Underlining that agriculture reforms were the need of the hour, Modi said farmers need to realise better prices for their produce. He also highlighted that private investment in the agriculture sector was critical.

Sources said that the ruling BJP will raise the pitch on the importance of reforms and create a narrative that “good economics is good politics” though there has been widespread protest against the three farm laws.

They said that the government will push the pedal on the reform process not just in agriculture but in other sectors as well. Finance Minister Nirmala Sitharaman has already prescribed bold reform measures including privatization of two state owned banks and a general insurance company in the Union Budget 2021-22.

Last week, Modi, taking the narrative forward, also noted that the government had “no business to be in business” “It is government's duty to support enterprises and businesses.

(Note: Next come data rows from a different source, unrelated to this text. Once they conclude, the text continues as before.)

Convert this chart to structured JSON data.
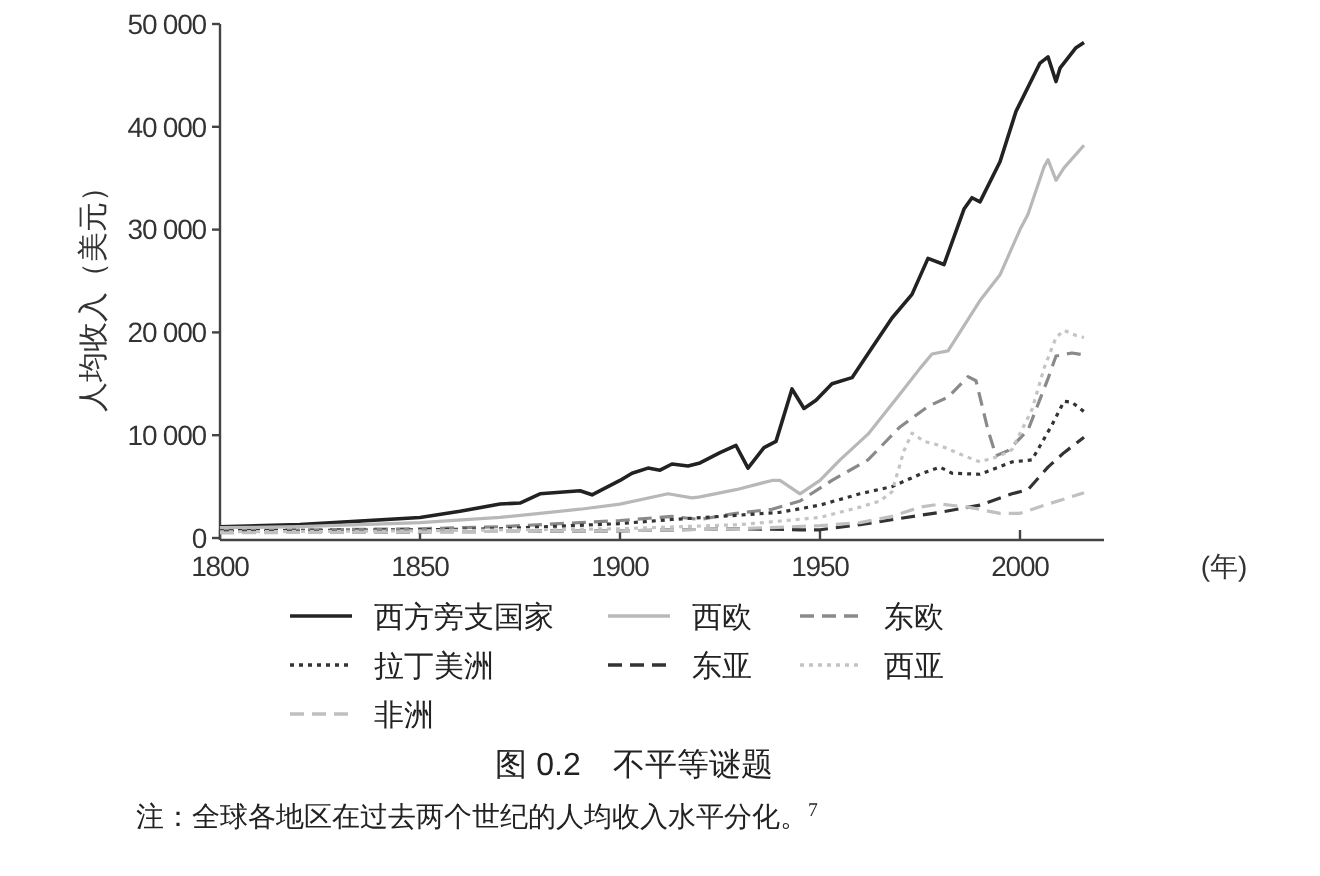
{
  "chart_data": {
    "type": "line",
    "title": "图 0.2　不平等谜题",
    "xlabel": "(年)",
    "ylabel": "人均收入（美元）",
    "annotations": [
      "注：全球各地区在过去两个世纪的人均收入水平分化。$^{7}$"
    ],
    "xlim": [
      1800,
      2021
    ],
    "xticks": [
      1800,
      1850,
      1900,
      1950,
      2000
    ],
    "ylim": [
      0,
      50000
    ],
    "yticks": [
      0,
      {
        "value": 10000,
        "label": "10 000"
      },
      {
        "value": 20000,
        "label": "20 000"
      },
      {
        "value": 30000,
        "label": "30 000"
      },
      {
        "value": 40000,
        "label": "40 000"
      },
      {
        "value": 50000,
        "label": "50 000"
      }
    ],
    "legend": "bottom",
    "series": [
      {
        "name": "西方旁支国家",
        "color": "#222222",
        "line_style": "solid",
        "x": [
          1800,
          1820,
          1850,
          1860,
          1870,
          1875,
          1880,
          1890,
          1893,
          1900,
          1903,
          1907,
          1910,
          1913,
          1917,
          1920,
          1925,
          1929,
          1932,
          1936,
          1939,
          1943,
          1946,
          1949,
          1953,
          1958,
          1963,
          1968,
          1973,
          1977,
          1981,
          1986,
          1988,
          1990,
          1995,
          1999,
          2005,
          2007,
          2009,
          2010,
          2014,
          2016
        ],
        "values": [
          1100,
          1300,
          2000,
          2600,
          3300,
          3400,
          4300,
          4600,
          4200,
          5600,
          6300,
          6800,
          6600,
          7200,
          7000,
          7300,
          8300,
          9000,
          6800,
          8800,
          9400,
          14500,
          12600,
          13400,
          15000,
          15600,
          18500,
          21400,
          23700,
          27200,
          26600,
          32000,
          33100,
          32700,
          36600,
          41500,
          46200,
          46800,
          44400,
          45700,
          47700,
          48200
        ]
      },
      {
        "name": "西欧",
        "color": "#b8b8b8",
        "line_style": "solid",
        "x": [
          1800,
          1820,
          1850,
          1870,
          1880,
          1890,
          1900,
          1912,
          1918,
          1920,
          1929,
          1938,
          1940,
          1945,
          1950,
          1955,
          1962,
          1970,
          1975,
          1978,
          1982,
          1990,
          1995,
          2000,
          2002,
          2006,
          2007,
          2009,
          2011,
          2016
        ],
        "values": [
          1000,
          1100,
          1500,
          2000,
          2400,
          2800,
          3300,
          4300,
          3900,
          4000,
          4700,
          5600,
          5600,
          4300,
          5600,
          7600,
          10100,
          14000,
          16500,
          17900,
          18200,
          23100,
          25600,
          30000,
          31500,
          36100,
          36800,
          34800,
          36000,
          38200
        ]
      },
      {
        "name": "东欧",
        "color": "#8a8a8a",
        "line_style": "dashed",
        "x": [
          1800,
          1850,
          1870,
          1900,
          1913,
          1920,
          1929,
          1938,
          1945,
          1953,
          1962,
          1970,
          1977,
          1982,
          1987,
          1989,
          1992,
          1994,
          1997,
          2002,
          2007,
          2009,
          2013,
          2016
        ],
        "values": [
          700,
          900,
          1100,
          1700,
          2100,
          1800,
          2400,
          2800,
          3600,
          5600,
          7600,
          10800,
          12800,
          13700,
          15700,
          15300,
          10500,
          8000,
          8500,
          10500,
          15500,
          17700,
          18000,
          17800
        ]
      },
      {
        "name": "拉丁美洲",
        "color": "#333333",
        "line_style": "dotted",
        "x": [
          1800,
          1850,
          1870,
          1900,
          1913,
          1929,
          1940,
          1950,
          1960,
          1968,
          1975,
          1980,
          1983,
          1990,
          1998,
          2003,
          2008,
          2011,
          2013,
          2016
        ],
        "values": [
          700,
          800,
          900,
          1400,
          1800,
          2200,
          2500,
          3200,
          4300,
          5000,
          6200,
          6900,
          6300,
          6200,
          7400,
          7600,
          11000,
          13300,
          13200,
          12300
        ]
      },
      {
        "name": "东亚",
        "color": "#333333",
        "line_style": "dashed",
        "x": [
          1800,
          1850,
          1900,
          1930,
          1945,
          1950,
          1960,
          1970,
          1980,
          1990,
          1998,
          2002,
          2007,
          2011,
          2016
        ],
        "values": [
          600,
          600,
          700,
          900,
          800,
          800,
          1300,
          1900,
          2500,
          3200,
          4300,
          4700,
          6900,
          8300,
          9800
        ]
      },
      {
        "name": "西亚",
        "color": "#c4c4c4",
        "line_style": "dotted",
        "x": [
          1800,
          1850,
          1900,
          1930,
          1950,
          1960,
          1965,
          1968,
          1971,
          1973,
          1976,
          1980,
          1986,
          1990,
          1995,
          1998,
          2003,
          2006,
          2009,
          2011,
          2014,
          2016
        ],
        "values": [
          600,
          700,
          900,
          1300,
          2000,
          3000,
          3600,
          4500,
          8500,
          10200,
          9400,
          9000,
          8000,
          7400,
          8000,
          8600,
          12500,
          16500,
          19500,
          20200,
          19700,
          19500
        ]
      },
      {
        "name": "非洲",
        "color": "#c0c0c0",
        "line_style": "dashed",
        "x": [
          1800,
          1850,
          1900,
          1930,
          1950,
          1960,
          1968,
          1975,
          1980,
          1987,
          1995,
          2000,
          2007,
          2016
        ],
        "values": [
          500,
          600,
          700,
          900,
          1200,
          1500,
          2100,
          3000,
          3300,
          3000,
          2400,
          2400,
          3300,
          4400
        ]
      }
    ]
  }
}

But it is not essential that it should own and run enterprises,” he said.

“We will not go back on the reform process. We believe in the mantra that good economic is good politics. It is not the other way round,” Gopal Krishna Agarwal, BJP’s national spokesperson for economic affairs told India Narrative.

Another insider said that BJP’s economic agenda will not alter due to the state elections. “The government will stick to the reform prescriptions, we all know that these are game changing initiatives but politics has always won in the past. It is time to change that, we need to focus on economic revival especially now after the Coronavirus pandemic,” he said.

Modi, who has often been attacked by the opposition parties for being pro-private sector, has deviated from the age-old practice of vilifying wealth creators. "To use improper words against the private sector may have got votes for a few people in the past but those times are gone. The culture of abusing the private sector is not acceptable any longer. We cannot keep insulting our youth like this," the Prime Minister said.

Niti Aayog vice chairman Rajiv Kumar told India Narrative that the process of reforms and development must be turned into a “Jan Andolan” or a mass movement.

“The PM has always insisted that development has to be a Janandolan, everybody must finally get involved in the development process of the country… of which reforms are a necessary part of.. this is where we have to move,” he said.